A fine April day in Bury St Edmonds saw 75 LWA members and friends assemble outside the British Sugar factory. We were there to mark Via Campesina’s international Day of Peasant Struggle which commemorates the massacre of 19 landless farmers in Brazil in 1996

Joined by the Rev Billy and his choir, and various musical accompaniment, we heard how the subsidy system favours big corporate agriculture at the expense of small farmers, and the damaging effects of the current sugar industry on employment, climate, health, and farming.

sugar

British Sugar exemplifies the problems of industrial farming. They have a monopoly on UK production. All profits go to their corporate owners, Associated British Foods. Subsidies support the production of a cheap commodity that has massive health costs. High chemical inputs and low employment rates are bad for rural communities and wildlife.
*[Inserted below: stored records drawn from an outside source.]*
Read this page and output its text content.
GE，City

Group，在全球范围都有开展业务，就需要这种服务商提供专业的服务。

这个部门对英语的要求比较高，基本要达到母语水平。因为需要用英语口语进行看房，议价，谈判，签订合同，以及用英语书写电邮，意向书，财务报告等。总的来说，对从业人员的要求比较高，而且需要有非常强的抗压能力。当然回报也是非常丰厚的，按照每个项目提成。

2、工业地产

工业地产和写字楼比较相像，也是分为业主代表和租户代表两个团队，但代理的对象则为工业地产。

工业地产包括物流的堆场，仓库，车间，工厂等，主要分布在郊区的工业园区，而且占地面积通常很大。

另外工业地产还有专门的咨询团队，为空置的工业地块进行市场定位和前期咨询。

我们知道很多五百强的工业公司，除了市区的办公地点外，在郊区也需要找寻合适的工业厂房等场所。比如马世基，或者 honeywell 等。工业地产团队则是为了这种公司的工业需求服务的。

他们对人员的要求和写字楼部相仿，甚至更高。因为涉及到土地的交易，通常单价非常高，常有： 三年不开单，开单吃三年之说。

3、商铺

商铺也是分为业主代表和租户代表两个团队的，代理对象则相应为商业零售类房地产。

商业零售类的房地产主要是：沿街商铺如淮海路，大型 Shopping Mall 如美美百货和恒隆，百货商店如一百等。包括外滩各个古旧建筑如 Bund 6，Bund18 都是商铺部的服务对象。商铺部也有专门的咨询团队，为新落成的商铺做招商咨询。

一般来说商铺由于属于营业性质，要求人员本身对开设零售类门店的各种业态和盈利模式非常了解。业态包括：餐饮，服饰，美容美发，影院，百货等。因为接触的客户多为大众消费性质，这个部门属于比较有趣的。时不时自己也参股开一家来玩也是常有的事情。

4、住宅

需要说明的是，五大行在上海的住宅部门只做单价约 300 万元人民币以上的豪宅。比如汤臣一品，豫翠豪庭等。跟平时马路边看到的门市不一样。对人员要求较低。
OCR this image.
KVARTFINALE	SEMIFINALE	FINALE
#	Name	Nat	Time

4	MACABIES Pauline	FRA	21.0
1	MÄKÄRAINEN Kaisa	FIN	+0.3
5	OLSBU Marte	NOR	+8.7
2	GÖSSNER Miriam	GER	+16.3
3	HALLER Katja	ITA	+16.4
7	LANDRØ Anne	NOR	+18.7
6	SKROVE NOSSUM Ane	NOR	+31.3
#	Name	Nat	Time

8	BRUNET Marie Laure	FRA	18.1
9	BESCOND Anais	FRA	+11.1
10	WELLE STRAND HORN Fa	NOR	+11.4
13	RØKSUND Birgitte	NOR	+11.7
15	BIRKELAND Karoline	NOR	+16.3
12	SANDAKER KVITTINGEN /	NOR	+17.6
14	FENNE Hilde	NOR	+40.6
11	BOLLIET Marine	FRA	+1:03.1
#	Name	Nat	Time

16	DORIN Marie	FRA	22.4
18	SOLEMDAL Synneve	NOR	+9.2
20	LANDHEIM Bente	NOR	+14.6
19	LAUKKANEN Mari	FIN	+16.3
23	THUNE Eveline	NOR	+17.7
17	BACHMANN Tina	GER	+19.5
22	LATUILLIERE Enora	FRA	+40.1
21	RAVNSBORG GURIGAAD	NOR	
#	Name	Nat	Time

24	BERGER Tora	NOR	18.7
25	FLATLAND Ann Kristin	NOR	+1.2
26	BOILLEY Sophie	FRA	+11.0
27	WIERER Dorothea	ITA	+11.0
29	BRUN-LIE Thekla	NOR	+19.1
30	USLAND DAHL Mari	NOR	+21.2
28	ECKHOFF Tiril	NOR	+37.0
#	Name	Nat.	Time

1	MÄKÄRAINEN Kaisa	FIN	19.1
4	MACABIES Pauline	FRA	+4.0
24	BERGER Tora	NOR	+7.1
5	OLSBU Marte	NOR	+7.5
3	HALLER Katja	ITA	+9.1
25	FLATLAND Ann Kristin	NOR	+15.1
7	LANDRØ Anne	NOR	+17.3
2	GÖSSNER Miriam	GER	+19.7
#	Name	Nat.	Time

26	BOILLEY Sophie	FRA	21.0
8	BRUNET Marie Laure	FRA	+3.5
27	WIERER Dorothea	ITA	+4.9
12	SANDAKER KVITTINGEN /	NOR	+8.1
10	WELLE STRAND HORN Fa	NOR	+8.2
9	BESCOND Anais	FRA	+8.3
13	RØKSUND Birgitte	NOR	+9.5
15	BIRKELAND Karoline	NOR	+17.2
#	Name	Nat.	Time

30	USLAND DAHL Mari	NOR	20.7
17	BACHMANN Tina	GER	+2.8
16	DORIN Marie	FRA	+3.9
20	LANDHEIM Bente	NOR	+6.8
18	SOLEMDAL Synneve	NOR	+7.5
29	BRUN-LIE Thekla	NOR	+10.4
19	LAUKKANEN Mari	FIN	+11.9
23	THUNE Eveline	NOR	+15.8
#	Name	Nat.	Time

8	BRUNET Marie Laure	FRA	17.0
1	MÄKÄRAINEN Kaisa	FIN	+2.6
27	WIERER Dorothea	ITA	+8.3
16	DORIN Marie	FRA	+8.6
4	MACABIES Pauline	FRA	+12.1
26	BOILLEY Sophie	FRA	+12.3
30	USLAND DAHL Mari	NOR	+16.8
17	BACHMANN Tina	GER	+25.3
Our alternative is food sovereignty, which would form the basis of a new  National Food Policy . This would limit CAP payments to large farms, diversify production, and provide local, affordable, nutritious food to our communities. It would also provide a decent wage to farmers and workers in the wider food industry.

Around the world, numerous protest and actions saw farmers asserting their rights to land and to farm responsibly, against the imposition of new trade deals like TTIP and against various ‘developments’ like golf courses and factories that remove people from their land.